With a final payment of $125,000 to its Australian partner, Woduna Mining Holding, Afri-Can Marine Minerals (AFA-V) has boosted to 70% its interest in the Block J marine diamond concession, 105 km north of Luderitz, Namibia.
Afri-Can did so under a deal that allowed it to buy 10% tranches for instalments of $125,000 each, up to a total controlling interest of 70%. Woduna’s interest has shrunk to 30%.
Afri-Can has hired Gemfarm Investments to complete a US$42,000 follow-up program on the block in mid-October. The work, aimed at exploring the Paleo-Surf zone of feature 8, will be carried out from the deck of the 1,054-tonne MV Lady-S.. The vessel is equipped with a 50-tonne-per-hour dense-media-separation plant, a 1,000-tonne-per-hour, 60-cm airlift, and a powerful jetting system.
Gemfarm will collect at least eighty ten-square-metre samples and two hundred-square-metre samples. The results should provide data for an inferred resource calculation and a preliminary indication of potential mining economics, as well as determine the extent and continuity of mineralization.
Last year, 338 reconnaissance samples collected from Block J by the marine division of De Beers turned up 23 diamonds totalling 4.65 carats. Four of the stones were derived from feature 8, with the largest weighing 0.64 carat. Another small sample (2.1 sq. metres) surrendered more than one stone.

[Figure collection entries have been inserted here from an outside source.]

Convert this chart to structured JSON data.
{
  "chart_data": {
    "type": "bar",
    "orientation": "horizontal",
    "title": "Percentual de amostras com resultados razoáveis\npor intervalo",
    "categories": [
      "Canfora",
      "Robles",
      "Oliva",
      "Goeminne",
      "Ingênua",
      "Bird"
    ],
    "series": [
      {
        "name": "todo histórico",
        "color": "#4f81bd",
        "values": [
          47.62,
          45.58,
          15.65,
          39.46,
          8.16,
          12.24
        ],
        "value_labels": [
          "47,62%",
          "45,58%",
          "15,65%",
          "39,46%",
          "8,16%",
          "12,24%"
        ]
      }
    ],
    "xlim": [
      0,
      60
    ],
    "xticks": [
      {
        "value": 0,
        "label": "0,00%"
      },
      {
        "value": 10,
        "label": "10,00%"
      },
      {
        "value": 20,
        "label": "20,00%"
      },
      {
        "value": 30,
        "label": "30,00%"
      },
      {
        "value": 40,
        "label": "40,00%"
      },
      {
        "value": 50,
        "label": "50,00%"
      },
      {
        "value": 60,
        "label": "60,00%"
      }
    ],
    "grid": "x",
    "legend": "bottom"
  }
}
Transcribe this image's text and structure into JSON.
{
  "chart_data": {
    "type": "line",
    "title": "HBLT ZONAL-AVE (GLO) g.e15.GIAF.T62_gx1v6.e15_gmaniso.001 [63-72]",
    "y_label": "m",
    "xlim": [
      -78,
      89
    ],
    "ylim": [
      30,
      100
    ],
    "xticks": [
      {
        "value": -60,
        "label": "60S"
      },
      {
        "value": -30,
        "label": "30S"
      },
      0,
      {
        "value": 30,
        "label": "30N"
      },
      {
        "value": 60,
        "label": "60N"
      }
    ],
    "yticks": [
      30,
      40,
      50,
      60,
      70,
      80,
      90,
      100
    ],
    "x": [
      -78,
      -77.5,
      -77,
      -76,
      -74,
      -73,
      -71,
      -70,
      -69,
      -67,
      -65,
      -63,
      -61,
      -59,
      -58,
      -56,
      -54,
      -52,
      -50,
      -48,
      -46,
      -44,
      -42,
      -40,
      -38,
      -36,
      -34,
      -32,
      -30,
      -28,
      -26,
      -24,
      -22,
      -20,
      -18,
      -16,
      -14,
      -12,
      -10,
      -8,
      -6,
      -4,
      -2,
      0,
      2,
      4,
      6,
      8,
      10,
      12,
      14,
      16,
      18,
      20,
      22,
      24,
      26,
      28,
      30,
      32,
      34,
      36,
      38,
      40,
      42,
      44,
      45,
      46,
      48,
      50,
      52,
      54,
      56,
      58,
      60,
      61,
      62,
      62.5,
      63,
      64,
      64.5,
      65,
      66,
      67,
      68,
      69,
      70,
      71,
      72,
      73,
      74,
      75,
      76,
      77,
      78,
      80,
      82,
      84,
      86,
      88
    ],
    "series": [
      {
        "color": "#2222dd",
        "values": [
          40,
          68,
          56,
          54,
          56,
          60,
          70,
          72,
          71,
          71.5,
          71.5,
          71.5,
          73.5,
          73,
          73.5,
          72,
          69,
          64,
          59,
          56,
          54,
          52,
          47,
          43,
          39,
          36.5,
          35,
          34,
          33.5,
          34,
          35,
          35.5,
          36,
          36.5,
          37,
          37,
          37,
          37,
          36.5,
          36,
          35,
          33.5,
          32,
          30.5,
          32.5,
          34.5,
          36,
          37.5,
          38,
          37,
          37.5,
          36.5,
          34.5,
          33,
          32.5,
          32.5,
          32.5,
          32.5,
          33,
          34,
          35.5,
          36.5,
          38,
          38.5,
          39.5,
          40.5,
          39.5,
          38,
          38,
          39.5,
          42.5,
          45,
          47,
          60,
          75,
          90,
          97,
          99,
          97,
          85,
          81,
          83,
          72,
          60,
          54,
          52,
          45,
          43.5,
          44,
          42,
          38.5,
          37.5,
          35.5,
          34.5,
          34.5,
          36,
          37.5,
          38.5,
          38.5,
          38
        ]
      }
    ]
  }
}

Feature 8 lies beneath 125 metres of seawater and covers 11.7 sq. km. The feature includes about 2 sq. km of weakly cemented diamondiferous conglomerate.
In all, Block J covers 994 sq. km of seafloor in waters as deep as 167 metres. The block contains 17 features, eight of which tested have proved diamondiferous.
The Block J project is near a concession owned by Namibian Minerals (NMR-T).